On Behalf of the Board of Directors, Aidan Mills President & CEO, Director
Cautionary Statement on Forward-Looking Information
This press release may contain forward–looking information within the meaning of applicable securities legislation, which forward–looking information reflects the Company's current expectations regarding future events. Forward-looking statements are often identified by the words "may", "would", "could", "should", "will", "intend", "plan", "anticipate", "believe", "estimate", "expect" or similar expressions. Forward-looking statements in this press release include statements concerning: CVW CleanTech closing the CVW CleanTech Financing; the closing of the Transaction; TSXV approval of the Transaction; the use of proceeds of the Transaction; the anticipated transformative impacts to Northstar as described herein; the expected transformative nature of the Transaction; the acceleration of business development that is anticipated from the Transaction; expansion plans; and the anticipated reduction in dependence on future capital raising activities.

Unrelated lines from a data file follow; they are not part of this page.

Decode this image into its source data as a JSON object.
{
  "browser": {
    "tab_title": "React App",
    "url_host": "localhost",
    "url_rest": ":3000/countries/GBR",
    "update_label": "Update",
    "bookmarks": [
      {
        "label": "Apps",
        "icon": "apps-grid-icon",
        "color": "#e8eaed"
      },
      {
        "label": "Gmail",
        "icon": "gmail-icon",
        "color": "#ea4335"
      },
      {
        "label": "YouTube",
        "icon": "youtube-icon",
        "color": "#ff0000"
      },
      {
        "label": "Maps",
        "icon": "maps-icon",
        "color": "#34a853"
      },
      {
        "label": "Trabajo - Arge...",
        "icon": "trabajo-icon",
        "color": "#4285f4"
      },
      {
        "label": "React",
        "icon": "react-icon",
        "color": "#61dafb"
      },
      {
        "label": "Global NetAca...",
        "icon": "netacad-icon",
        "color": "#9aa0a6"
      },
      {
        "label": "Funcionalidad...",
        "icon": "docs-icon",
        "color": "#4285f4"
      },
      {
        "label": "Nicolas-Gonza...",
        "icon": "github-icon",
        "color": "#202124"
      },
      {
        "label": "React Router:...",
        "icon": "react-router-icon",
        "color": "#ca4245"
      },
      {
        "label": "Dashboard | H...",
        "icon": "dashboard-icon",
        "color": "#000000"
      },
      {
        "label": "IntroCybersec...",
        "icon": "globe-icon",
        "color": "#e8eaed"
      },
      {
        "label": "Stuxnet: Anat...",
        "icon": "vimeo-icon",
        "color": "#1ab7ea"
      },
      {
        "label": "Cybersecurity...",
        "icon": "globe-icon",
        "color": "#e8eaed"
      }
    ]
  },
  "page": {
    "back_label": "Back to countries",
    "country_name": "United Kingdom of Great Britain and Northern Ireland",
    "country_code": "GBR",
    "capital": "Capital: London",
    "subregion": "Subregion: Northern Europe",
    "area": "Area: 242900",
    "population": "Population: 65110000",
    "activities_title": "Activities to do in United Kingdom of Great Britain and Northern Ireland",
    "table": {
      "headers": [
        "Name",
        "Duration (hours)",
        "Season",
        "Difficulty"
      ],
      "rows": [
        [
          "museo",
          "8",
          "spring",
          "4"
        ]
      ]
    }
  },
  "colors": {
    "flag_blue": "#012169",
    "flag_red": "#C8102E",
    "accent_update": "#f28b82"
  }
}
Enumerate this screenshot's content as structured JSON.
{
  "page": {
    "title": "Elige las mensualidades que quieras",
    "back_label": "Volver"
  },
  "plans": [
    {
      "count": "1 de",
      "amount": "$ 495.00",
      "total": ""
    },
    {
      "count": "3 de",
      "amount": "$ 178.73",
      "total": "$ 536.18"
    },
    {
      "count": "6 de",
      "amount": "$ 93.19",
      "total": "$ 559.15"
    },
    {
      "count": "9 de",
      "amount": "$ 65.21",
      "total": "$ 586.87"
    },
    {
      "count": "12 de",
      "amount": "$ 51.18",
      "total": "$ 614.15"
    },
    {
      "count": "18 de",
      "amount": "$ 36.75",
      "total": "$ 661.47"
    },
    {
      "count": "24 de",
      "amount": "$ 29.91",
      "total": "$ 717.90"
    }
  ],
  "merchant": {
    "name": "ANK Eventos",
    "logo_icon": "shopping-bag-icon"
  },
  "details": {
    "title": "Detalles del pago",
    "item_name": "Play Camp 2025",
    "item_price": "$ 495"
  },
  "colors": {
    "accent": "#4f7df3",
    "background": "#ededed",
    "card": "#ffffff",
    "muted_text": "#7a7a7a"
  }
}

Such statements are subject to risks and uncertainties that may cause actual results, performance or developments to differ materially from those contained in the statements, including: risks related to factors beyond the control of the Company; inability of CVW CleanTech to close the CVW CleanTech Financing; inability to close the Transaction for any reason; and the risks and uncertainties which are more fully described under the heading "Risk Factors" in the Company's annual and quarterly management's discussion and analysis and other filings with the Canadian securities regulatory authorities under the Company's profile on SEDAR+. No assurance can be given that any of the events anticipated by the forward-looking statements will occur or, if they do occur, what benefits the Company will obtain from them. The Company does not undertake any obligation to update such forward–looking information whether because of new information, future events or otherwise, except as expressly required by applicable law.
Should one or more of these risks or uncertainties materialize, or should assumptions underlying the forward-looking statements prove incorrect, actual results may vary materially from those described herein as intended, planned, anticipated, believed, estimated or expected. Although the Company has attempted to identify important risks, uncertainties and factors which could cause actual results to differ materially, there may be others that cause results not to be as anticipated, estimated or intended and such changes could be material. The Company does not intend, and do not assume any obligation, to update the forward-looking statements except as otherwise required by applicable law.
Neither the TSXV nor its Regulation Services Provider (as that term is defined in the policies of the TSXV) accepts responsibility for the adequacy or accuracy of this release. The TSXV has neither approved nor disapproved the contents of this press release.